Following the model change from the F to the G model, the colors on offer became somewhat calmer from 1975. Darker, more sedate tones came increasingly to the forefront, with shrill, candy-style paint finishes finding less and less appreciation. Understatement and a cautious view towards resale value supplanted the extrovert appearance, and the color spectrum of the 911 now also needed to suit the four-cylinder 924 and the large Gran Turismo model 928. And yet taste is a fickle friend – the next paradigm shift swept into Europe from the USA in the mid-80s and conquered our screens in the person of “Sonny” Crockett and Ricardo Tubbs: With its garish neon design, “Miami Vice” established a whole new look and made marshmallow pastel tones just as popular as Ray Ban “Wayfarer” sunglasses or jackets worn over T-shirts.

A 911 simply looks good in everything

Soon enough, this also had an effect on the color palette of the German sportscar specialist. The three main protagonists in this story demonstrate this very clearly: A 944 S2 in Maritime Blue is just as eye-catching as the pink-washed Star Ruby 911 Carrera RS 964, and the powerful 928 GTS wrapped in Amaranth Violet. A legitimate predecessor to the modern GT3 and GT3 RS models, the RS also provided a prime example of the fresh confidence with color that Porsche has displayed time and again ever since. The 997 GT3 RS in Acid Green thus made just as lasting an impression as the model in Orange Met, and the 991 GT3 RS looked even more impressive in Lava Orange and Ultraviolet.

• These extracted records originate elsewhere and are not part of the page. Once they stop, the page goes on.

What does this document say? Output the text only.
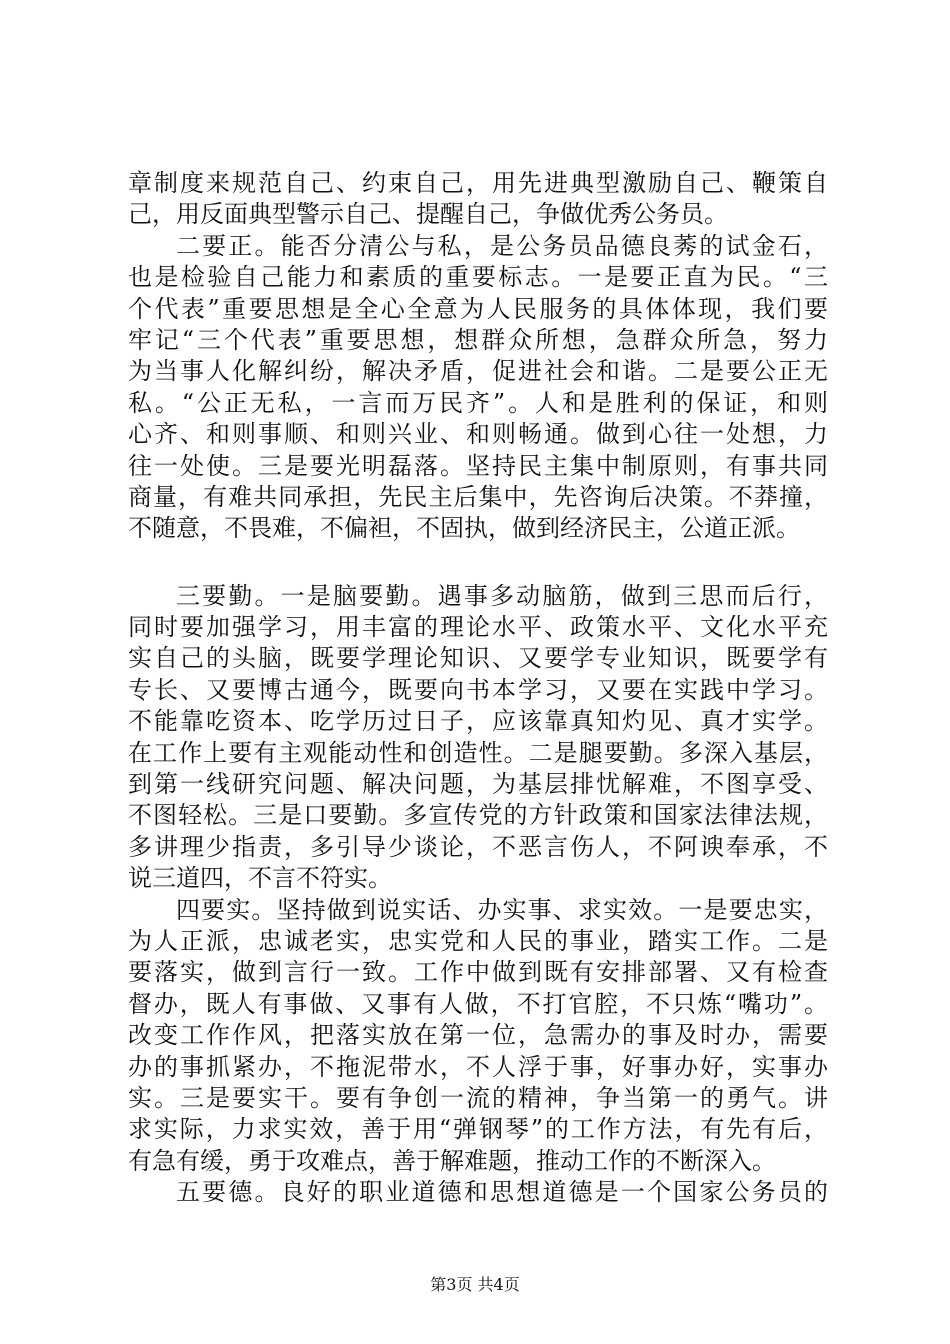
章制度来规范自己、约束自己，用先进典型激励自己、鞭策自
己，用反面典型警示自己、提醒自己，争做优秀公务员。
二要正。能否分清公与私，是公务员品德良莠的试金石，
也是检验自己能力和素质的重要标志。一是要正直为民。“三
个代表”重要思想是全心全意为人民服务的具体体现，我们要
牢记“三个代表”重要思想，想群众所想，急群众所急，努力
为当事人化解纠纷，解决矛盾，促进社会和谐。二是要公正无
私。“公正无私，一言而万民齐”。人和是胜利的保证，和则
心齐、和则事顺、和则兴业、和则畅通。做到心往一处想，力
往一处使。三是要光明磊落。坚持民主集中制原则，有事共同
商量，有难共同承担，先民主后集中，先咨询后决策。不莽撞，
不随意，不畏难，不偏袒，不固执，做到经济民主，公道正派。
三要勤。一是脑要勤。遇事多动脑筋，做到三思而后行，
同时要加强学习，用丰富的理论水平、政策水平、文化水平充
实自己的头脑，既要学理论知识、又要学专业知识，既要学有
专长、又要博古通今，既要向书本学习，又要在实践中学习。
不能靠吃资本、吃学历过日子，应该靠真知灼见、真才实学。
在工作上要有主观能动性和创造性。二是腿要勤。多深入基层，
到第一线研究问题、解决问题，为基层排忧解难，不图享受、
不图轻松。三是口要勤。多宣传党的方针政策和国家法律法规，
多讲理少指责，多引导少谈论，不恶言伤人，不阿谀奉承，不
说三道四，不言不符实。
四要实。坚持做到说实话、办实事、求实效。一是要忠实，
为人正派，忠诚老实，忠实党和人民的事业，踏实工作。二是
要落实，做到言行一致。工作中做到既有安排部署、又有检查
督办，既人有事做、又事有人做，不打官腔，不只炼“嘴功”。
改变工作作风，把落实放在第一位，急需办的事及时办，需要
办的事抓紧办，不拖泥带水，不人浮于事，好事办好，实事办
实。三是要实干。要有争创一流的精神，争当第一的勇气。讲
求实际，力求实效，善于用“弹钢琴”的工作方法，有先有后，
有急有缓，勇于攻难点，善于解难题，推动工作的不断深入。
五要德。良好的职业道德和思想道德是一个国家公务员的
第3页 共4页
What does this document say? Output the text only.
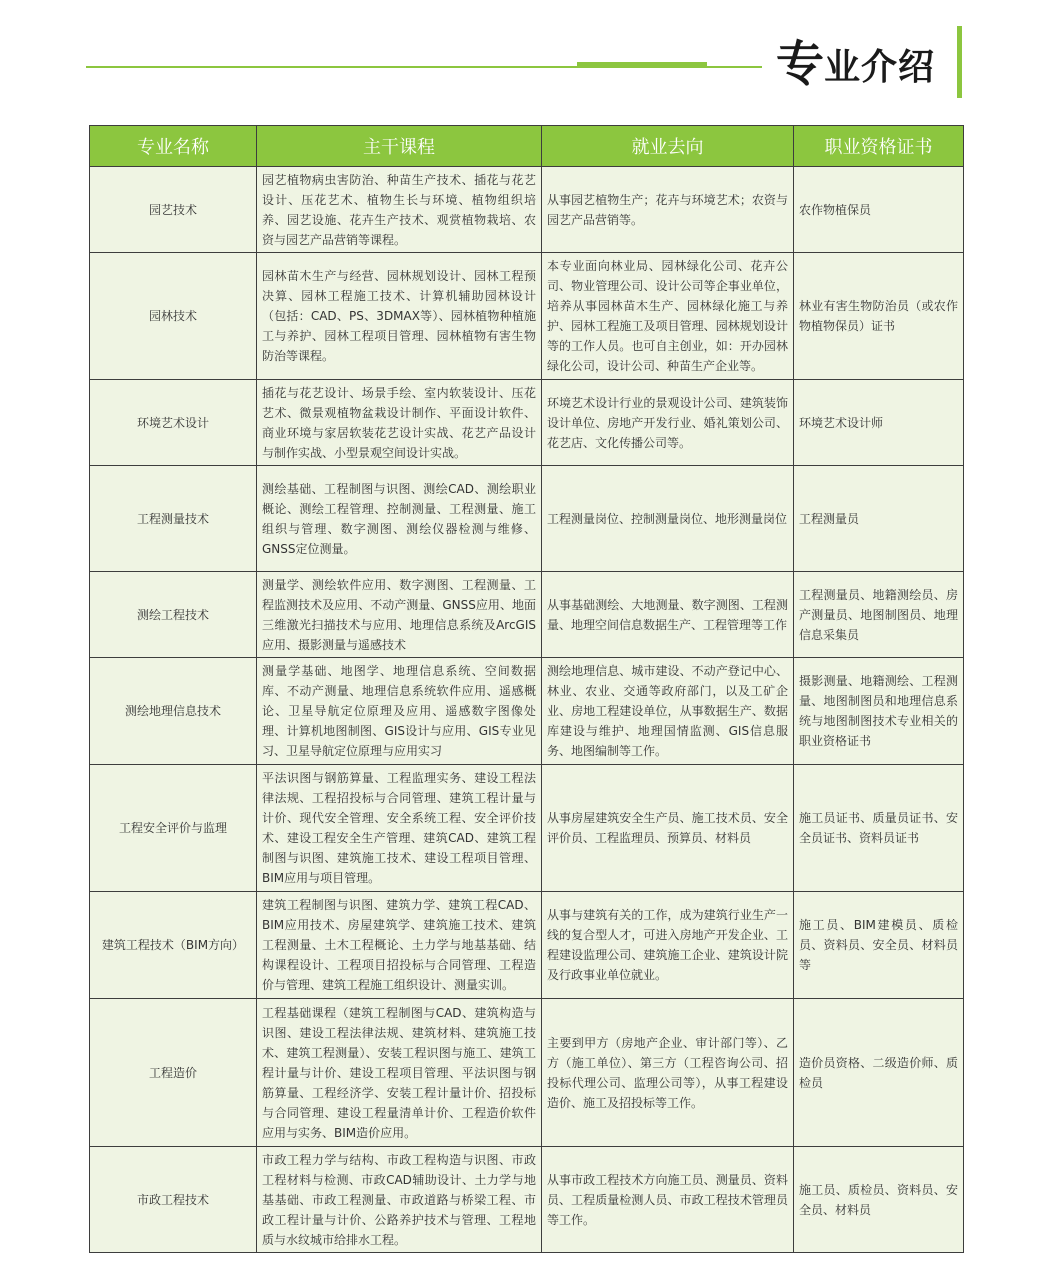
专 业介绍
专业名称	主干课程	就业去向	职业资格证书
园艺技术	园艺植物病虫害防治、种苗生产技术、插花与花艺设计、压花艺术、植物生长与环境、植物组织培养、园艺设施、花卉生产技术、观赏植物栽培、农资与园艺产品营销等课程。	从事园艺植物生产；花卉与环境艺术；农资与园艺产品营销等。	农作物植保员
园林技术	园林苗木生产与经营、园林规划设计、园林工程预决算、园林工程施工技术、计算机辅助园林设计（包括：CAD、PS、3DMAX等）、园林植物种植施工与养护、园林工程项目管理、园林植物有害生物防治等课程。	本专业面向林业局、园林绿化公司、花卉公司、物业管理公司、设计公司等企事业单位，培养从事园林苗木生产、园林绿化施工与养护、园林工程施工及项目管理、园林规划设计等的工作人员。也可自主创业，如：开办园林绿化公司，设计公司、种苗生产企业等。	林业有害生物防治员（或农作物植物保员）证书
环境艺术设计	插花与花艺设计、场景手绘、室内软装设计、压花艺术、微景观植物盆栽设计制作、平面设计软件、商业环境与家居软装花艺设计实战、花艺产品设计与制作实战、小型景观空间设计实战。	环境艺术设计行业的景观设计公司、建筑装饰设计单位、房地产开发行业、婚礼策划公司、花艺店、文化传播公司等。	环境艺术设计师
工程测量技术	测绘基础、工程制图与识图、测绘CAD、测绘职业概论、测绘工程管理、控制测量、工程测量、施工组织与管理、数字测图、测绘仪器检测与维修、GNSS定位测量。	工程测量岗位、控制测量岗位、地形测量岗位	工程测量员
测绘工程技术	测量学、测绘软件应用、数字测图、工程测量、工程监测技术及应用、不动产测量、GNSS应用、地面三维激光扫描技术与应用、地理信息系统及ArcGIS应用、摄影测量与遥感技术	从事基础测绘、大地测量、数字测图、工程测量、地理空间信息数据生产、工程管理等工作	工程测量员、地籍测绘员、房产测量员、地图制图员、地理信息采集员
测绘地理信息技术	测量学基础、地图学、地理信息系统、空间数据库、不动产测量、地理信息系统软件应用、遥感概论、卫星导航定位原理及应用、遥感数字图像处理、计算机地图制图、GIS设计与应用、GIS专业见习、卫星导航定位原理与应用实习	测绘地理信息、城市建设、不动产登记中心、林业、农业、交通等政府部门，以及工矿企业、房地工程建设单位，从事数据生产、数据库建设与维护、地理国情监测、GIS信息服务、地图编制等工作。	摄影测量、地籍测绘、工程测量、地图制图员和地理信息系统与地图制图技术专业相关的职业资格证书
工程安全评价与监理	平法识图与钢筋算量、工程监理实务、建设工程法律法规、工程招投标与合同管理、建筑工程计量与计价、现代安全管理、安全系统工程、安全评价技术、建设工程安全生产管理、建筑CAD、建筑工程制图与识图、建筑施工技术、建设工程项目管理、BIM应用与项目管理。	从事房屋建筑安全生产员、施工技术员、安全评价员、工程监理员、预算员、材料员	施工员证书、质量员证书、安全员证书、资料员证书
建筑工程技术（BIM方向）	建筑工程制图与识图、建筑力学、建筑工程CAD、BIM应用技术、房屋建筑学、建筑施工技术、建筑工程测量、土木工程概论、土力学与地基基础、结构课程设计、工程项目招投标与合同管理、工程造价与管理、建筑工程施工组织设计、测量实训。	从事与建筑有关的工作，成为建筑行业生产一线的复合型人才，可进入房地产开发企业、工程建设监理公司、建筑施工企业、建筑设计院及行政事业单位就业。	施工员、BIM建模员、质检员、资料员、安全员、材料员等
工程造价	工程基础课程（建筑工程制图与CAD、建筑构造与识图、建设工程法律法规、建筑材料、建筑施工技术、建筑工程测量）、安装工程识图与施工、建筑工程计量与计价、建设工程项目管理、平法识图与钢筋算量、工程经济学、安装工程计量计价、招投标与合同管理、建设工程量清单计价、工程造价软件应用与实务、BIM造价应用。	主要到甲方（房地产企业、审计部门等）、乙方（施工单位）、第三方（工程咨询公司、招投标代理公司、监理公司等），从事工程建设造价、施工及招投标等工作。	造价员资格、二级造价师、质检员
市政工程技术	市政工程力学与结构、市政工程构造与识图、市政工程材料与检测、市政CAD辅助设计、土力学与地基基础、市政工程测量、市政道路与桥梁工程、市政工程计量与计价、公路养护技术与管理、工程地质与水纹城市给排水工程。	从事市政工程技术方向施工员、测量员、资料员、工程质量检测人员、市政工程技术管理员等工作。	施工员、质检员、资料员、安全员、材料员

Colorful as a row of sweet jars: The early 911s of the F series

And for anyone who thought they had seen it all, as history supposedly repeats itself, Porsche had a surprise in store in 2009: The 911 special edition Sport Classic was released in a deep grey bearing the name of the model, looking at first glance more like a prime coat. The 250 units produced were sold out within 48 hours, once again proving that a 911 simply looks good in everything. And the same is true across the board for all other Porsche sportscars.